Le linee guida raccomandano che la crioterapia venga eseguita da personale sanitario esperto, previa valutazione dermatologica accurata, con personalizzazione del trattamento in base al tipo di lesione, alla sede e al fototipo. In definitiva, le cause più frequenti degli errori e delle complicanze in caso di cicatrici permanenti da crioterapia errata sono: durata eccessiva del congelamento, scelte terapeutiche inappropriate, trattamenti su aree ad alto rischio, mancata valutazione del fototipo, assenza di consenso informato, mancata gestione delle infezioni e carenza di follow-up.
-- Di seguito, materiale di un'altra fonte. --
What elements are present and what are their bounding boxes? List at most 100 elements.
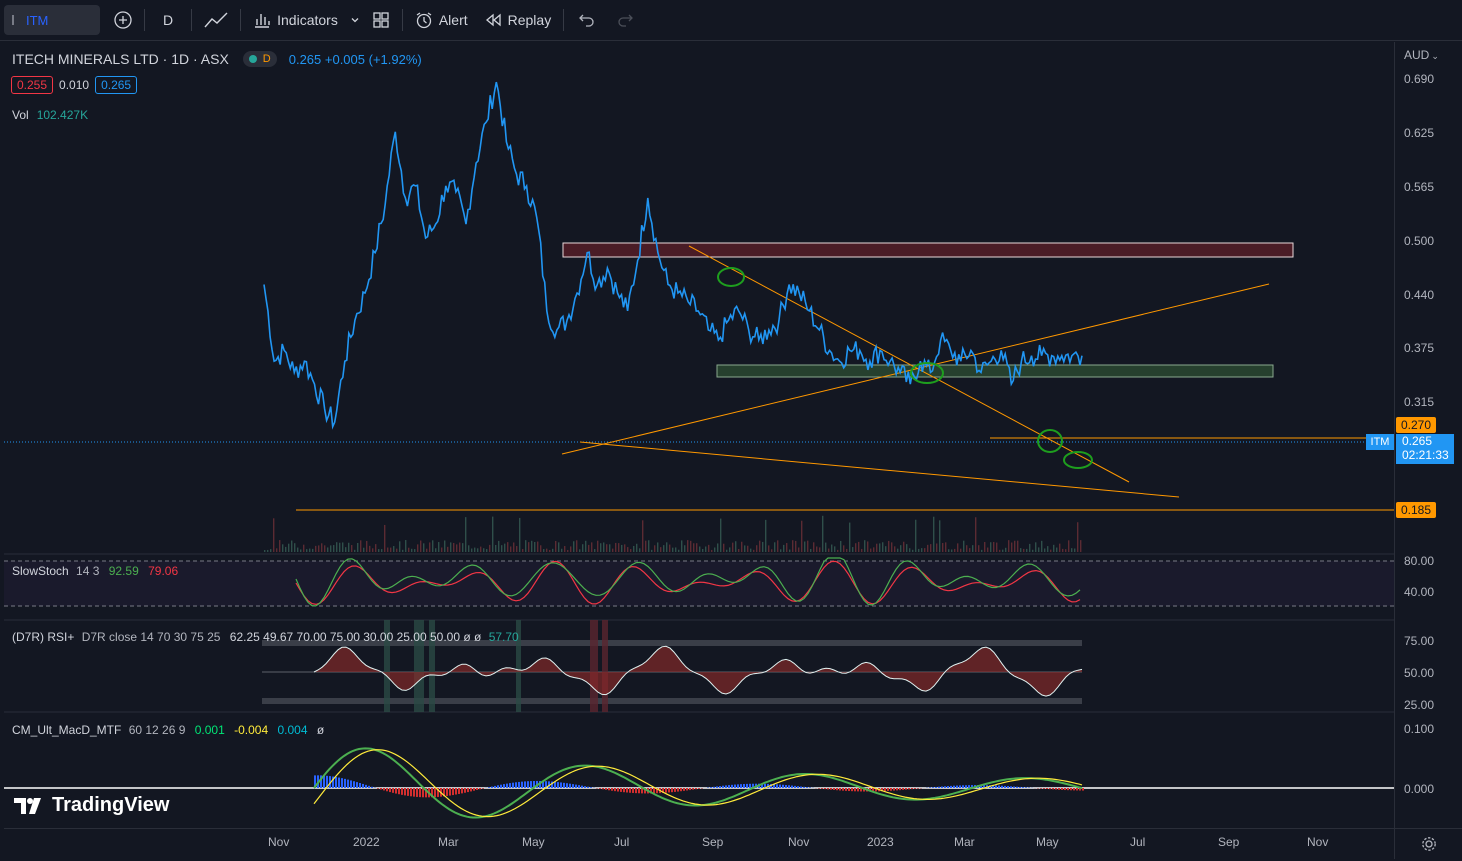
macd-histogram-bar xyxy=(578,785,580,788)
time-label: 2023 xyxy=(867,835,894,849)
volume-bar xyxy=(936,543,938,552)
macd-histogram-bar xyxy=(1064,788,1066,791)
macd-histogram-bar xyxy=(911,788,913,790)
support-zone[interactable] xyxy=(716,364,1274,378)
volume-bar xyxy=(633,545,635,552)
volume-bar xyxy=(531,540,533,552)
volume-bar xyxy=(357,542,359,552)
volume-bar xyxy=(342,542,344,552)
time-label: May xyxy=(522,835,545,849)
macd-histogram-bar xyxy=(1013,786,1015,788)
indicators-button[interactable]: Indicators xyxy=(245,5,346,35)
price-axis[interactable] xyxy=(1394,42,1462,828)
macd-histogram-bar xyxy=(611,788,613,791)
volume-bar xyxy=(909,548,911,552)
macd-histogram-bar xyxy=(791,785,793,788)
volume-bar xyxy=(1026,548,1028,552)
trendline-lower[interactable] xyxy=(579,441,1180,498)
time-axis[interactable] xyxy=(4,828,1394,859)
macd-histogram-bar xyxy=(566,783,568,788)
macd-histogram-bar xyxy=(413,788,415,797)
volume-bar xyxy=(1077,522,1079,552)
volume-bar xyxy=(897,548,899,552)
volume-bar xyxy=(603,542,605,552)
currency-selector[interactable]: AUD ⌄ xyxy=(1404,48,1439,62)
symbol-search[interactable]: ITM xyxy=(4,5,100,35)
volume-bar xyxy=(264,549,266,552)
macd-histogram-bar xyxy=(377,788,379,789)
stoch-legend[interactable]: SlowStoch 14 3 92.59 79.06 xyxy=(12,564,178,578)
volume-bar xyxy=(735,541,737,552)
volume-bar xyxy=(846,548,848,552)
rsi-band xyxy=(590,620,598,712)
ask-box[interactable]: 0.265 xyxy=(95,76,138,94)
macd-histogram-bar xyxy=(335,777,337,788)
level-tag-270[interactable]: 0.270 xyxy=(1396,417,1436,433)
volume-bar xyxy=(492,516,494,552)
macd-histogram-bar xyxy=(734,784,736,788)
trendline-descending[interactable] xyxy=(688,245,1130,483)
macd-histogram-bar xyxy=(638,788,640,794)
resistance-zone[interactable] xyxy=(562,242,1294,258)
macd-histogram-bar xyxy=(1067,788,1069,791)
macd-histogram-bar xyxy=(410,788,412,797)
price-chart[interactable] xyxy=(4,42,1394,828)
macd-histogram-bar xyxy=(506,783,508,788)
volume-bar xyxy=(528,542,530,552)
macd-histogram-bar xyxy=(575,784,577,788)
volume-bar xyxy=(636,543,638,552)
volume-bar xyxy=(975,517,977,552)
volume-bar xyxy=(747,545,749,552)
redo-button[interactable] xyxy=(606,5,644,35)
volume-bar xyxy=(582,544,584,552)
tradingview-logo-icon xyxy=(14,797,41,814)
status-dot-icon xyxy=(248,55,257,63)
macd-histogram-bar xyxy=(899,788,901,791)
interval-button[interactable]: D xyxy=(149,5,187,35)
volume-bar xyxy=(519,517,521,552)
replay-label: Replay xyxy=(507,12,552,28)
macd-histogram-bar xyxy=(509,783,511,788)
compare-button[interactable] xyxy=(106,5,140,35)
chart-type-button[interactable] xyxy=(196,5,236,35)
templates-dropdown[interactable] xyxy=(346,5,364,35)
macd-histogram-bar xyxy=(680,788,682,792)
layout-button[interactable] xyxy=(364,5,398,35)
macd-histogram-bar xyxy=(350,780,352,788)
macd-histogram-bar xyxy=(629,788,631,793)
macd-histogram-bar xyxy=(902,788,904,790)
time-label: May xyxy=(1036,835,1059,849)
undo-icon xyxy=(579,14,594,27)
alert-button[interactable]: Alert xyxy=(407,5,476,35)
replay-button[interactable]: Replay xyxy=(476,5,560,35)
macd-histogram-bar xyxy=(695,788,697,790)
trendline-ascending[interactable] xyxy=(561,283,1270,455)
bid-box[interactable]: 0.255 xyxy=(11,76,54,94)
macd-histogram-bar xyxy=(521,781,523,788)
macd-histogram-bar xyxy=(626,788,628,793)
market-status-toggle[interactable]: D xyxy=(242,51,277,67)
chart-settings-corner[interactable] xyxy=(1394,828,1462,859)
macd-v4: ø xyxy=(316,723,325,737)
volume-bar xyxy=(729,547,731,552)
rsi-legend[interactable]: (D7R) RSI+ D7R close 14 70 30 75 25 62.2… xyxy=(12,630,519,644)
stoch-v1: 92.59 xyxy=(108,564,139,578)
volume-bar xyxy=(888,540,890,552)
volume-bar xyxy=(354,549,356,552)
volume-bar xyxy=(348,542,350,552)
level-tag-185[interactable]: 0.185 xyxy=(1396,502,1436,518)
macd-histogram-bar xyxy=(959,785,961,788)
last-price-tag: 0.265 02:21:33 xyxy=(1396,434,1454,464)
undo-button[interactable] xyxy=(568,5,606,35)
macd-histogram-bar xyxy=(719,786,721,788)
volume-bar xyxy=(267,549,269,552)
macd-histogram-bar xyxy=(644,788,646,794)
macd-histogram-bar xyxy=(458,788,460,794)
macd-legend[interactable]: CM_Ult_MacD_MTF 60 12 26 9 0.001 -0.004 … xyxy=(12,723,324,737)
macd-histogram-bar xyxy=(1019,786,1021,788)
volume-bar xyxy=(984,542,986,552)
time-label: Jul xyxy=(1130,835,1146,849)
macd-histogram-bar xyxy=(395,788,397,794)
volume-bar xyxy=(483,548,485,552)
macd-histogram-bar xyxy=(1025,787,1027,788)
La responsabilità medica per cicatrici permanenti da crioterapia errata si configura ogni volta che un paziente, sottoposto a trattamento con azoto liquido o altri agenti criogenici per la rimozione di lesioni cutanee, si ritrova con esiti cicatriziali visibili e duraturi causati da un’applicazione troppo profonda, eccessiva, mal posizionata o mal indicata.

Considerazioni Medico-Legali e Tutela del Paziente
Quando un trattamento banale lascia un marchio indelebile, la legge non può rimanere in silenzio. Art. 1218 c.c., Art. 2043 c.c., Legge Gelli-Bianco n., Art. 590 c.p., Art. 589 c.p. sono riferimenti normativi che tutelano il paziente in caso di negligenza o imperizia medica.
Il termine per agire è di cinque anni dalla scoperta del danno. È fondamentale raccogliere fotografie del prima e dopo, referti dermatologici, indicazioni post-trattamento ricevute (se presenti), eventuale consenso informato, fatture, messaggi con il medico o la clinica.
Per il medico, la crioterapia non può mai essere gestita come un gesto automatico. Ogni zona cutanea è un tessuto da rispettare. Il viso non è un callo. Il collo non è una pianta del piede. Serve misura, esperienza, pazienza. Non si può applicare lo stesso trattamento su chiunque. E soprattutto non si può agire senza spiegare, senza preparare, senza proteggere. Perché quando il ghiaccio brucia più del fuoco, la colpa non è del freddo.
In conclusione, la responsabilità medica per cicatrici permanenti da crioterapia errata si configura ogni volta che una procedura semplice è stata affrontata con superficialità, senza adeguata personalizzazione, senza informazione e senza controllo. Ogni paziente ha il diritto di sapere cosa rischia. Ogni pelle ha il diritto di essere trattata con precisione. E quando un piccolo difetto si trasforma in una ferita che non passa, la giustizia deve intervenire.
Esempi di casi documentati includono:
- Milano, 2024: donna trattata al viso per cheratosi. Crioterapia prolungata. Cicatrice retraente al sopracciglio.
- Roma, 2023: uomo sottoposto a crioterapia sul naso per presunto fibroma. Ipopigmentazione estesa, alterazione del profilo.
- Napoli, 2022: ragazza con fototipo IV trattata su macchia solare al décolleté. Macchia bianca permanente, cicatrice atrofica.
Questi casi evidenziano come errori nella tecnica, nella scelta del trattamento o nella gestione del paziente possano portare a conseguenze estetiche e psicologiche significative, sottolineando l'importanza di un approccio scrupoloso e informato alla crioterapia dermatologica.